The president hopes to extract concessions not only from China but also from such long-standing allies as the European Union, Canada and Mexico. His stated goal is to reduce U.S. trade imbalances and create more U.S. manufacturing jobs.
So far, the economy can absorb the costs of the new tariffs, including separate steel and aluminum import taxes, without suffering a crushing hit. But the pain could intensify. Trump has threatened a 20 percent tariff on roughly $50 billion of auto imports from the European Union. Those tariffs could lead to reciprocal taxes from other countries that could hurt U.S. automakers and lead to layoffs.
Trump has warned that he may eventually impose tariffs on more than $500 billion of Chinese imports. He said in a speech in Montana last week that other countries will agree to his terms — "and if they don't, we'll actually do better."
"Our allies, in many cases, were worse than our enemies," the president said. "We opened our country to their goods, but they put up massive barriers to keep our products and our goods the hell out of their country because they didn't want that competition."
From soybean farmers and pork producers to the motorcycle manufacturer Harley Davidson, numerous American exporters are facing upheavals from the tariffs.
Still, some U.S. companies are benefiting. Braidy Industries, for example, just broke ground on an aluminum mill near Ashland, Kentucky. It says it's already sold twice the plant's capacity for the first seven years of production after actions by the U.S. government to protect America's aluminum industry.
Craig Bouchard, Braidy's CEO, said an expansion of U.S. tariffs on imported aluminum is helping to allow for the 600 mill jobs he's adding in Appalachia and the thousands of jobs indirectly supported by the plant.
"It's 10,000 families resting on my shoulders," he said.
So far, most economists view Trump as jockeying for more favorable trade rules rather than welcoming a prolonged conflict with America's trading partners. Administration officials have encouraged this view.

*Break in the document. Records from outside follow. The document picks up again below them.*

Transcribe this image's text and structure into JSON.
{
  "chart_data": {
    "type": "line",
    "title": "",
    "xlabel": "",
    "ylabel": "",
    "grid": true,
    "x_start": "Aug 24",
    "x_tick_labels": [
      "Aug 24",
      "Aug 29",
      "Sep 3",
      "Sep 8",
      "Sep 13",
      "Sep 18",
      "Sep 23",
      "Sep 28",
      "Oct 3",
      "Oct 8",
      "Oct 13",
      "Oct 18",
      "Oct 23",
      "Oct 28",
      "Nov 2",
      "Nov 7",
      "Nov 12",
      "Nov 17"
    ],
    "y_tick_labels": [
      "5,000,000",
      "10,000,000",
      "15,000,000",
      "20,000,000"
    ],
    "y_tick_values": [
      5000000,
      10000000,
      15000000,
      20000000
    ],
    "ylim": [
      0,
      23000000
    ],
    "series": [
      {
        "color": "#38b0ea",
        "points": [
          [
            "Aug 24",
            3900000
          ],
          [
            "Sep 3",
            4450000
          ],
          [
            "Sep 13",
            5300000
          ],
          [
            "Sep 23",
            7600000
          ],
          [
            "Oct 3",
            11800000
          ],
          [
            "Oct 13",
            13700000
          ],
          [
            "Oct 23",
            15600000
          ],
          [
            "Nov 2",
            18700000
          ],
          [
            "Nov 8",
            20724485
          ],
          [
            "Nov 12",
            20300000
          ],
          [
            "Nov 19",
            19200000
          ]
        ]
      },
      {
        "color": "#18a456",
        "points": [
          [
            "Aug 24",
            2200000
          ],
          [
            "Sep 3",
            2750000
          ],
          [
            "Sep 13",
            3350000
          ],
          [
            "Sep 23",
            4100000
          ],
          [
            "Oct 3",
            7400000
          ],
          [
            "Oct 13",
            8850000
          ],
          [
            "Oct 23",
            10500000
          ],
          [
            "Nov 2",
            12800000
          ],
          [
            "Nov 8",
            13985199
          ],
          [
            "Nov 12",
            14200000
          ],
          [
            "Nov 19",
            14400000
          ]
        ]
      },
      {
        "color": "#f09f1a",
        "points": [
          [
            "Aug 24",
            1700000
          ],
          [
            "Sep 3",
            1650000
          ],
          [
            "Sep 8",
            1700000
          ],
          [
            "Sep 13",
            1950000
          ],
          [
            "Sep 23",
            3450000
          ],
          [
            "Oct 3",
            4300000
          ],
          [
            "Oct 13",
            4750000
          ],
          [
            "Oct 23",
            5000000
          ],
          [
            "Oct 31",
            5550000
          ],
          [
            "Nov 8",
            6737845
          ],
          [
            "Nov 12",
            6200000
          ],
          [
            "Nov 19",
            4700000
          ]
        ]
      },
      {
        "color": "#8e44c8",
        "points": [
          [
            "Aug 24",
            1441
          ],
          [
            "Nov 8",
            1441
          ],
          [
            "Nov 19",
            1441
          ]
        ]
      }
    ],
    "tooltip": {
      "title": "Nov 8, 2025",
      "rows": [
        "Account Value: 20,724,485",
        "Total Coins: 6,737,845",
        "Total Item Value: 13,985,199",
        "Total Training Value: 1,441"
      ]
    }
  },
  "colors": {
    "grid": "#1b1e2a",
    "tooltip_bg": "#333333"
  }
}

"He's going to deliver better deals," Kevin Hassett, chairman of the White House Council of Economic Advisers, said on FOX Business Network. "He's called the bluff of other countries that have basically been abusing ... our workers for a long time and — but he wants better deals."
Bill Adams, a senior economist at PNC Financial Services, said that a truly destructive trade war is "still not our base case expectation, but it is less farfetched than it seemed" earlier this year.
A calamitous trade war would likely be the "result of miscalculation or unintended consequences, rather than an explicit goal," Adams added.
If it happened, the Trump-led economy could eventually buckle under the weight of protectionist trade policies.
"The longer tariffs last and the wider they become, the more they will dampen hiring and investment by U.S. businesses engaged in global value chains," Adams said.